The next day, armed with a combined 20 years out of practice, Laura and I headed over to the Karlsplatz to go ice skating. And I only fell once. Bam.

When those 2 1/2 hours (!) of frivolity had ended, we set off to see one more thing in the waning light, BMW Welt. BMW standing for Bavarian Motor Works, and Munich being the capital of Bavaria, where else would it be? It was pretty cool, with exhibitions of new and concept cars, interesting little diagrams, and even interactive demonstrations. Before I begin to sound like a walking advertisement for it, I'll stop. But here!

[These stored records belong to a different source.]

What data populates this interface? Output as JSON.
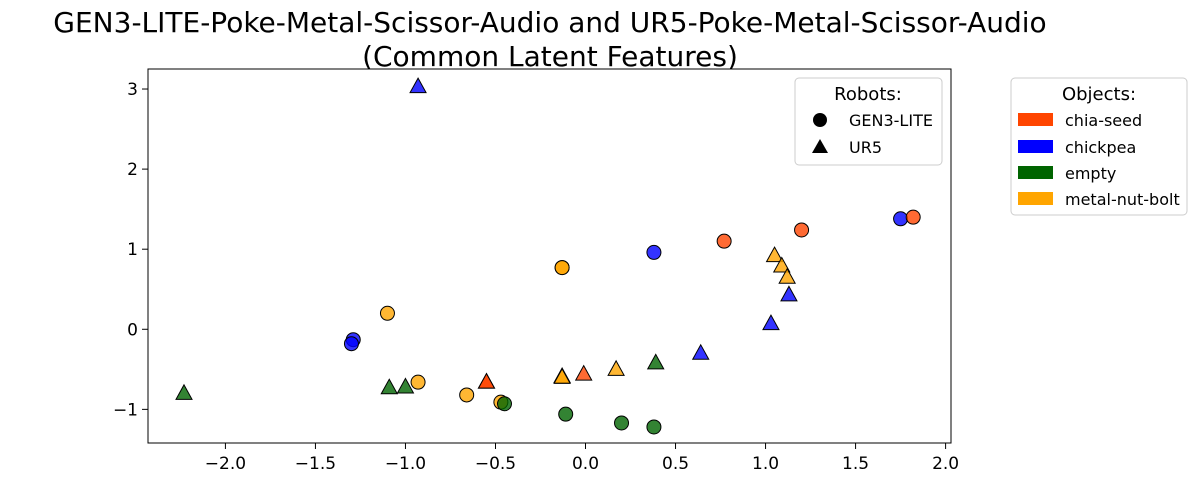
{
  "chart_data": {
    "type": "scatter",
    "title_line1": "GEN3-LITE-Poke-Metal-Scissor-Audio and UR5-Poke-Metal-Scissor-Audio",
    "title_line2": "(Common Latent Features)",
    "xlabel": "",
    "ylabel": "",
    "xlim": [
      -2.43,
      2.03
    ],
    "ylim": [
      -1.42,
      3.25
    ],
    "x_ticks": [
      -2.0,
      -1.5,
      -1.0,
      -0.5,
      0.0,
      0.5,
      1.0,
      1.5,
      2.0
    ],
    "x_tick_labels": [
      "−2.0",
      "−1.5",
      "−1.0",
      "−0.5",
      "0.0",
      "0.5",
      "1.0",
      "1.5",
      "2.0"
    ],
    "y_ticks": [
      -1,
      0,
      1,
      2,
      3
    ],
    "y_tick_labels": [
      "−1",
      "0",
      "1",
      "2",
      "3"
    ],
    "grid": false,
    "robots_legend": {
      "title": "Robots:",
      "placement": "top-right",
      "items": [
        {
          "label": "GEN3-LITE",
          "marker": "circle"
        },
        {
          "label": "UR5",
          "marker": "triangle"
        }
      ]
    },
    "objects_legend": {
      "title": "Objects:",
      "placement": "outside-right",
      "items": [
        {
          "label": "chia-seed",
          "color": "#ff4500"
        },
        {
          "label": "chickpea",
          "color": "#0000ff"
        },
        {
          "label": "empty",
          "color": "#006400"
        },
        {
          "label": "metal-nut-bolt",
          "color": "#ffa500"
        }
      ]
    },
    "points": [
      {
        "x": -0.13,
        "y": 0.77,
        "robot": "GEN3-LITE",
        "object": "metal-nut-bolt"
      },
      {
        "x": -0.13,
        "y": 0.77,
        "robot": "GEN3-LITE",
        "object": "metal-nut-bolt"
      },
      {
        "x": 0.38,
        "y": 0.96,
        "robot": "GEN3-LITE",
        "object": "chickpea"
      },
      {
        "x": 0.77,
        "y": 1.1,
        "robot": "GEN3-LITE",
        "object": "chia-seed"
      },
      {
        "x": 1.2,
        "y": 1.24,
        "robot": "GEN3-LITE",
        "object": "chia-seed"
      },
      {
        "x": 1.75,
        "y": 1.38,
        "robot": "GEN3-LITE",
        "object": "chickpea"
      },
      {
        "x": 1.82,
        "y": 1.4,
        "robot": "GEN3-LITE",
        "object": "chia-seed"
      },
      {
        "x": -1.29,
        "y": -0.13,
        "robot": "GEN3-LITE",
        "object": "chickpea"
      },
      {
        "x": -1.3,
        "y": -0.18,
        "robot": "GEN3-LITE",
        "object": "chickpea"
      },
      {
        "x": -1.1,
        "y": 0.2,
        "robot": "GEN3-LITE",
        "object": "metal-nut-bolt"
      },
      {
        "x": -0.93,
        "y": -0.66,
        "robot": "GEN3-LITE",
        "object": "metal-nut-bolt"
      },
      {
        "x": -0.66,
        "y": -0.82,
        "robot": "GEN3-LITE",
        "object": "metal-nut-bolt"
      },
      {
        "x": -0.47,
        "y": -0.91,
        "robot": "GEN3-LITE",
        "object": "metal-nut-bolt"
      },
      {
        "x": -0.45,
        "y": -0.93,
        "robot": "GEN3-LITE",
        "object": "empty"
      },
      {
        "x": -0.11,
        "y": -1.06,
        "robot": "GEN3-LITE",
        "object": "empty"
      },
      {
        "x": 0.2,
        "y": -1.17,
        "robot": "GEN3-LITE",
        "object": "empty"
      },
      {
        "x": 0.38,
        "y": -1.22,
        "robot": "GEN3-LITE",
        "object": "empty"
      },
      {
        "x": -0.93,
        "y": 3.03,
        "robot": "UR5",
        "object": "chickpea"
      },
      {
        "x": 1.05,
        "y": 0.92,
        "robot": "UR5",
        "object": "metal-nut-bolt"
      },
      {
        "x": 1.09,
        "y": 0.79,
        "robot": "UR5",
        "object": "metal-nut-bolt"
      },
      {
        "x": 1.12,
        "y": 0.65,
        "robot": "UR5",
        "object": "metal-nut-bolt"
      },
      {
        "x": 1.13,
        "y": 0.43,
        "robot": "UR5",
        "object": "chickpea"
      },
      {
        "x": 1.03,
        "y": 0.07,
        "robot": "UR5",
        "object": "chickpea"
      },
      {
        "x": 0.64,
        "y": -0.3,
        "robot": "UR5",
        "object": "chickpea"
      },
      {
        "x": 0.39,
        "y": -0.42,
        "robot": "UR5",
        "object": "empty"
      },
      {
        "x": 0.17,
        "y": -0.5,
        "robot": "UR5",
        "object": "metal-nut-bolt"
      },
      {
        "x": -0.01,
        "y": -0.56,
        "robot": "UR5",
        "object": "chia-seed"
      },
      {
        "x": -0.13,
        "y": -0.59,
        "robot": "UR5",
        "object": "metal-nut-bolt"
      },
      {
        "x": -0.13,
        "y": -0.6,
        "robot": "UR5",
        "object": "metal-nut-bolt"
      },
      {
        "x": -0.55,
        "y": -0.66,
        "robot": "UR5",
        "object": "chia-seed"
      },
      {
        "x": -0.55,
        "y": -0.66,
        "robot": "UR5",
        "object": "chia-seed"
      },
      {
        "x": -1.0,
        "y": -0.72,
        "robot": "UR5",
        "object": "empty"
      },
      {
        "x": -1.09,
        "y": -0.73,
        "robot": "UR5",
        "object": "empty"
      },
      {
        "x": -2.23,
        "y": -0.8,
        "robot": "UR5",
        "object": "empty"
      }
    ]
  }
}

Pictures!

All futuristic and stuff

Really kind of cool

That will bring an end to my first yarn about how I got to Munich and spent the first four days running around doing all sorts of cool things in an effort to justify my presence there.

Give me a day or so to catch my breath after all this heavy typing and I'll spin you another one about how we made a pilgrimage to Leipzig for Christmas weekend to pay our tribute to Bach and hear all sorts of his music. Read fast.

1 comment:

  1. "One of the primary draws for me to come to Germany for Christmas (besides the presence of my beautiful girlfriend) was simply how the Germans do Christmas."

    That's what I loved about Cologne when I went there. I saw that the things I love best about Christmas came straight out of Germany. I didn't see anything remotely tacky while I was there and not much in the way of overt commercialisation either. Fair enough, there's money in those Christmas markets, any fool can see that, but I'm perfectly happy to spend my money on something that I'll treasure for the rest of my life.

    One of the Christmas markets is on a river boat and that one largely deals with antiques and second-hand Christmas decorations. Me, I'm not that fussed about either of those things, but I found a set of wooden decorations that I would have walked over hot coals for. My Mum has an identical set and I've always loved them but thought I'd never find a set like it, as they're so old. And here was the exact same set, just waiting for me! Second-hand of course and one of the angels had a broken wing but it didn't matter. I'd have paid double, triple what I did.

    Memories like that are easily made in Germany at Christmas. :)

    I think the Berlin Christmas markets are probably next on the list. I've heard wonderful things about them, but I think Cologne's always going to be number one in my heart because of that set of decorations. But I don't doubt that Berlin will leave me with things that I'll always want to remember.